If mus or sigmas are used, then this argument is required. Not used if a normalization file is given.


Seed

Number to feed the random generator. If 0, the randomness cannot be reproduced. If any other number x is used, you can reproduce the same output if x is re-used. Takes values in the range [0,∞[.

Property Value
Is required No
Type Integer
CLI argument syntax --seed
JSON identifier seed
Default value 0

Usage example

Example

from dimlpfidex.fidex import fidexGlo

fidexGlo("""
--root_folder dimlp/datafiles 
--test_data_file test_data.txt 
--test_pred_file predTest.out 
--global_rules_file globalRules.rls 
--nb_attributes 16 
--nb_classes 2 
--explanation_file explanation.txt 
--with_fidex true 
--train_data_file train_data.txt 
--train_pred_file predTrain.out 
--train_class_file train_class.txt 
--test_class_file test_class.txt 
--weights_file weights.wts"""
)
./fidexGlo --root_folder ../dimlp/datafiles --test_data_file test_data.txt --test_pred_file predTest.out --global_rules_file globalRules.rls --nb_attributes 16 --nb_classes 2 --explanation_file explanation.txt --with_fidex true --train_data_file train_data.txt --train_pred_file predTrain.out --train_class_file train_class.txt --test_class_file test_class.txt --weights_file weights.wts

Output interpretation


Explanation file

This file contains the explanations computed for each test data sample. An explanation is given by a bunch of correct activated global rules computed beforehand by FidexGloRules , as well as any incorrectly activated rules if present. If no rule is activated for a sample, one or more local rules are computed by Fidex. The file begins with global statistics about the ruleset, followed by the explanation for each test sample. Each explanation includes the model's prediction class its probability score (confidence). For both the correct and incorrect activated rules, the number of rules is provided, with rules ordered by their covering size and associated with their performance metrics.
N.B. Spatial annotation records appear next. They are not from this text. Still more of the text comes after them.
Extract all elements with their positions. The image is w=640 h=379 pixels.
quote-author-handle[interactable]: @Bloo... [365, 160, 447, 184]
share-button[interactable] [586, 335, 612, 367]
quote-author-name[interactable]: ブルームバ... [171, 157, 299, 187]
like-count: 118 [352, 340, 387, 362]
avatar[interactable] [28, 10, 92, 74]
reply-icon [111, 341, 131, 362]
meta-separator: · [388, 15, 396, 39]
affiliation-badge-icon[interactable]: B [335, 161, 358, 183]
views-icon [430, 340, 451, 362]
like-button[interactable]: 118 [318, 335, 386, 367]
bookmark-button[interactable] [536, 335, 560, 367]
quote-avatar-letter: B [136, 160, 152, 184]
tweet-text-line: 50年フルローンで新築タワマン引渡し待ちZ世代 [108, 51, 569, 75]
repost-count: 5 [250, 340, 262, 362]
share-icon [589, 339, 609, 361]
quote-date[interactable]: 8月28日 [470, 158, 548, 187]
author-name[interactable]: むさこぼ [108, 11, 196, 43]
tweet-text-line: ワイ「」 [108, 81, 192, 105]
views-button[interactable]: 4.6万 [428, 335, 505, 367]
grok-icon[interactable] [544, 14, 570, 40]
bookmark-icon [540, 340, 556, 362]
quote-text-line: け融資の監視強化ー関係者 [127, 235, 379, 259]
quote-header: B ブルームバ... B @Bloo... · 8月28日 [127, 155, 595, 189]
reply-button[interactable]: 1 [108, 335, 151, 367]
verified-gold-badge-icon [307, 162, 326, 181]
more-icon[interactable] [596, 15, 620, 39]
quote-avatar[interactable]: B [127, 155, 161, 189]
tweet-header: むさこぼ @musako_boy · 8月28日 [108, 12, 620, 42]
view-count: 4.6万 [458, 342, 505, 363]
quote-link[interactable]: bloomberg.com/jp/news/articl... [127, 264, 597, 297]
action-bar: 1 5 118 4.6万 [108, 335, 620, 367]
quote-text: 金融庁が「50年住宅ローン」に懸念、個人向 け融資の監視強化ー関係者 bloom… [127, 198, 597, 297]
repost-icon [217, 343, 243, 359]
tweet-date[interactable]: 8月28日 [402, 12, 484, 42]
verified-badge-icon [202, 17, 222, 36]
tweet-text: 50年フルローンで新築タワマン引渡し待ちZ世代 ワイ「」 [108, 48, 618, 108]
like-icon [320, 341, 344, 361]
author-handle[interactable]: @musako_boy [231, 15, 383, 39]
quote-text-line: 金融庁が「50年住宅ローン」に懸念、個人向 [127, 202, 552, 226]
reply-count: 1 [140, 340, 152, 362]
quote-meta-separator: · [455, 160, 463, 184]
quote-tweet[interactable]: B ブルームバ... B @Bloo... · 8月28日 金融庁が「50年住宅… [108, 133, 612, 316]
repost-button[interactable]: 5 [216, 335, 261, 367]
At the end of the file, a statistic is included showing the percentage of times that Fidex was called to generate a local rule.

Global Statistics:

Number of rules
Indicates the total number of rules in the ruleset.
Mean sample covering number per rule
The average number of training samples covered by each rule.
Mean number of antecedents per rule
Represents the average number of conditions (antecedents) in each rule.
Decision threshold
If present, indicates the decision threshold used for prediction.

Explanation of Each Rule:

Each rule consists of conditions on various attributes, followed by the predicted class, and is accompanied by several performance metrics. Let's break down this rule as an example:

Rule 1: X0>=0.65839 X1>=0.423139 X8>=0.105399 -> class 0
    Train Covering size : 121
    Train Fidelity : 1
    Train Accuracy : 0.950413
    Train Confidence : 0.97161
X0, X1, X8
These represent the variables from the dataset.
>=0.65839, >=0.423139, >=0.105399
The thresholds that the variable values must meet for the rule to be activated.
-> class 0
The class predicted by the rule when the conditions are met. Here, the rule predicts class 0.
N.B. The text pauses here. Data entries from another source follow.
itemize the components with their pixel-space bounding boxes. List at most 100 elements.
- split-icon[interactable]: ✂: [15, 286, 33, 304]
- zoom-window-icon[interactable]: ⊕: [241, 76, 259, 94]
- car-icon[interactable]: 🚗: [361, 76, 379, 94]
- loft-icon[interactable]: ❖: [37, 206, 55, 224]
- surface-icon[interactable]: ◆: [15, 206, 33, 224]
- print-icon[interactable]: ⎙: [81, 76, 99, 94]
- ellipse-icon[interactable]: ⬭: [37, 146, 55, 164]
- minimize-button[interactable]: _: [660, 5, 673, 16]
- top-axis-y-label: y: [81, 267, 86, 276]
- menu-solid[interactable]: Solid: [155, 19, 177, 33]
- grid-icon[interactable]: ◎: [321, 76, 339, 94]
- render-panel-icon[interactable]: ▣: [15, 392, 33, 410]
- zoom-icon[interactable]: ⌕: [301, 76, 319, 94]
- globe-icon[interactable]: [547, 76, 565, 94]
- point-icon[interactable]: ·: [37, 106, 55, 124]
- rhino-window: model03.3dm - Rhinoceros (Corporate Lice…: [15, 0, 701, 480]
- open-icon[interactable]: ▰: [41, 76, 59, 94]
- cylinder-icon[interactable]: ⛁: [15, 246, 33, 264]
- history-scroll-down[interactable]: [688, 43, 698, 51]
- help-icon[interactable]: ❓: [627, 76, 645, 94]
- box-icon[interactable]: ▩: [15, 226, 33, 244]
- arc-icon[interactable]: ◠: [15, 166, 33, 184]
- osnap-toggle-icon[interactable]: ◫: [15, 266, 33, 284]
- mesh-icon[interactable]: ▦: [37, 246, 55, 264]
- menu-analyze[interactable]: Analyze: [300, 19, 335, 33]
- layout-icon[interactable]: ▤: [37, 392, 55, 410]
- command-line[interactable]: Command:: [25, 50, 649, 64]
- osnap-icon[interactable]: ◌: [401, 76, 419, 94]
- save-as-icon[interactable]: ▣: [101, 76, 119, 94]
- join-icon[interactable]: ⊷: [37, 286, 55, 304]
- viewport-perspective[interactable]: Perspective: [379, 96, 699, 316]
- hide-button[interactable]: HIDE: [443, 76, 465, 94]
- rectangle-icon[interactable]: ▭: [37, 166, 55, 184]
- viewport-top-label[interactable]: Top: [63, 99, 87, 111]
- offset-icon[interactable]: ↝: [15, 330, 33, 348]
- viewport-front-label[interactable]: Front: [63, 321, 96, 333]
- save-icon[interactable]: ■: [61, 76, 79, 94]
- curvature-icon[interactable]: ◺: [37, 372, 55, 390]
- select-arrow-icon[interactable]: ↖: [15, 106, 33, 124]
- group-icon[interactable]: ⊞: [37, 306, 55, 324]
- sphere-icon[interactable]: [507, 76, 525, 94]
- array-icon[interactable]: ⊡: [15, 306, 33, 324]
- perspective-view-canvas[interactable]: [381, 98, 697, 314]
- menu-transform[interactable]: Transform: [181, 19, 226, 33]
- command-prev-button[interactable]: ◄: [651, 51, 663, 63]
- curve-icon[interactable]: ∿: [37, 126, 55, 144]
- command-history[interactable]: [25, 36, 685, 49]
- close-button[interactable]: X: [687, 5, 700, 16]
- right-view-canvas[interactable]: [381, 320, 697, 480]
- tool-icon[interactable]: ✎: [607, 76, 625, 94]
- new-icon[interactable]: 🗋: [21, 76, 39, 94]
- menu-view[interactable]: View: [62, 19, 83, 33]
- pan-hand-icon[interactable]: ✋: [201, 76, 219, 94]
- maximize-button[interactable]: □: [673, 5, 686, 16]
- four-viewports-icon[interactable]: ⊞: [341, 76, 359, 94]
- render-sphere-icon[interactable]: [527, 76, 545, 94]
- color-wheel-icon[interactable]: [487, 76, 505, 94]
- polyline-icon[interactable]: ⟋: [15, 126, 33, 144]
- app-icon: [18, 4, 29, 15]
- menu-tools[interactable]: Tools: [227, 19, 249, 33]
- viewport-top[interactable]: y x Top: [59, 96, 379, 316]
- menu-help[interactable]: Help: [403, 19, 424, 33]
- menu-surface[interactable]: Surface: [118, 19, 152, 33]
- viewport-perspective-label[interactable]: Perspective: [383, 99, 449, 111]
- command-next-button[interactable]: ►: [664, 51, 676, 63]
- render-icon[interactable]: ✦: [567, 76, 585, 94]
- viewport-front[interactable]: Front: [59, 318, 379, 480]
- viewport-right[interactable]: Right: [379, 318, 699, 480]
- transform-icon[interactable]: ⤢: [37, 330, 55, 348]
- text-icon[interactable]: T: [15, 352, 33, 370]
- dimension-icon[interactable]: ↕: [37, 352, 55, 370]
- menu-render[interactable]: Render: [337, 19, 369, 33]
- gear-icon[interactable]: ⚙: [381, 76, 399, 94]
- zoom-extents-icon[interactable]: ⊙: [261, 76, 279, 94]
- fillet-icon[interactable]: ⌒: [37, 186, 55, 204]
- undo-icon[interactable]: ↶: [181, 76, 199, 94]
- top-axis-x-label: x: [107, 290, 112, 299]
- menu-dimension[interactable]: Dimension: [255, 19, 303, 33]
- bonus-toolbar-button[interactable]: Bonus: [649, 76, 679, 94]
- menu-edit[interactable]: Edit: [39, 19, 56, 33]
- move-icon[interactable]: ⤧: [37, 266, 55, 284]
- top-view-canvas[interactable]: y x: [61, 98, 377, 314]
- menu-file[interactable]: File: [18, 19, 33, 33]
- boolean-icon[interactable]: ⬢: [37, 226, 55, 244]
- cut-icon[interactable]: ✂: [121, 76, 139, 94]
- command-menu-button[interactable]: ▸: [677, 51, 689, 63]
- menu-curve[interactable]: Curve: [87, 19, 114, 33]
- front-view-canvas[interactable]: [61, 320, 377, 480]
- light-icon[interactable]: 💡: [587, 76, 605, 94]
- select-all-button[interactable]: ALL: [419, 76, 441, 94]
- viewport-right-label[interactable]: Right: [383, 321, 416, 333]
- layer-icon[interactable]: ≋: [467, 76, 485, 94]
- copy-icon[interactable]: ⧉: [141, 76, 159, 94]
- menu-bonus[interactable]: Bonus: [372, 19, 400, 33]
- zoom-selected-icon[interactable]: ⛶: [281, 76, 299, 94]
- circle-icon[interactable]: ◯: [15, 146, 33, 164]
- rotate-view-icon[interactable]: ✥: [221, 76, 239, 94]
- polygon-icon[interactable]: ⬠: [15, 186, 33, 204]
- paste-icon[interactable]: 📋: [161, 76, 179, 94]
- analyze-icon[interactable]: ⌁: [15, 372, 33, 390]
Performance Metrics Associated with the Rule:

Train Covering size
Indicates the number of training samples that are covered by the rule. For Rule 1, it covers 121 samples.
Train Fidelity
Measures how well the rule aligns with the model’s predictions. A fidelity of 1 means that the rule exactly matches the model’s predictions for all the samples it covers.
Train Accuracy
The accuracy of the rule in correctly classifying the samples it covers. In the case of Rule 1, 95.04% of the covered samples are correctly classified.
Train Confidence
This is the average confidence score of the model’s predictions for the samples covered by the rules. It is computed based on the prediction scores of the covered samples, indicating the model’s confidence in its classifications. For Rule 1, the confidence is 97.16%.

Each subsequent rule follows the same structure.